In this sense, Imelda Tax Monrroy reports how, due to the risks they run as women, for example, they avoid joining certain high-risk protests, which in turn limits their work. She also explains how there are cases of intimidation and discrimination: "because we are women they consider us to be of the weaker sex and that we cannot do this kind of work." Regarding the specific risks caused by the pandemic and the State of Calamity, she explains that with the curfew, the streets are desolate and making notes is more dangerous for them.

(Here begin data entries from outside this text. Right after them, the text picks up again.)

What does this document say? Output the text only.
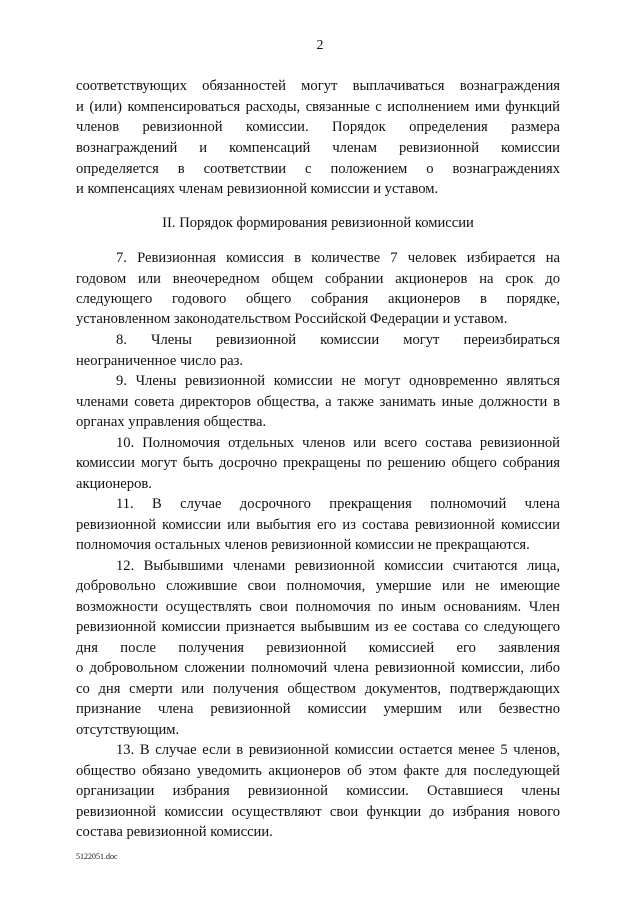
2
соответствующих обязанностей могут выплачиваться вознаграждения
и (или) компенсироваться расходы, связанные с исполнением ими функций
членов ревизионной комиссии. Порядок определения размера
вознаграждений и компенсаций членам ревизионной комиссии
определяется в соответствии с положением о вознаграждениях
и компенсациях членам ревизионной комиссии и уставом.
II. Порядок формирования ревизионной комиссии
7. Ревизионная комиссия в количестве 7 человек избирается на
годовом или внеочередном общем собрании акционеров на срок до
следующего годового общего собрания акционеров в порядке,
установленном законодательством Российской Федерации и уставом.
8. Члены ревизионной комиссии могут переизбираться
неограниченное число раз.
9. Члены ревизионной комиссии не могут одновременно являться
членами совета директоров общества, а также занимать иные должности в
органах управления общества.
10. Полномочия отдельных членов или всего состава ревизионной
комиссии могут быть досрочно прекращены по решению общего собрания
акционеров.
11. В случае досрочного прекращения полномочий члена
ревизионной комиссии или выбытия его из состава ревизионной комиссии
полномочия остальных членов ревизионной комиссии не прекращаются.
12. Выбывшими членами ревизионной комиссии считаются лица,
добровольно сложившие свои полномочия, умершие или не имеющие
возможности осуществлять свои полномочия по иным основаниям. Член
ревизионной комиссии признается выбывшим из ее состава со следующего
дня после получения ревизионной комиссией его заявления
о добровольном сложении полномочий члена ревизионной комиссии, либо
со дня смерти или получения обществом документов, подтверждающих
признание члена ревизионной комиссии умершим или безвестно
отсутствующим.
13. В случае если в ревизионной комиссии остается менее 5 членов,
общество обязано уведомить акционеров об этом факте для последующей
организации избрания ревизионной комиссии. Оставшиеся члены
ревизионной комиссии осуществляют свои функции до избрания нового
состава ревизионной комиссии.
5122051.doc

Contrasting with the reality in the territories, Brenda Guillen explains how in urban areas: "women journalists or social communicators are receiving attacks through social networks, including defamation and hate speech." This was the case of Jovanna Mariám García who works as a journalist for the feminist magazine Ruda + Territorio. In June 2020, García was accused of defamation for having denounced that Hugo Cabreras Navas, a university professor and Vice Minister of the Ministry of Agriculture, Livestock and Food, released a video with sexual content involving a student.
And the damage has not been repaired
Criminalized communicators almost always spend time in preventive detention until their first hearing, and furthermore, there is no progress on the investigations into their own complaints of assaults. Norma Sancir's complaint against the four PNC officers who detained her while she was working as a journalist was brought to court five years later. After the first statement by the police before the Criminal, Drug Trafficking and Environmental Crimes Court of First Instance of Chiquimula, the judge in charge declared the case had a lack of merit for claiming that Norma Sancir's statements were insufficient evidence to charge the PNC officers with a crime against the agents.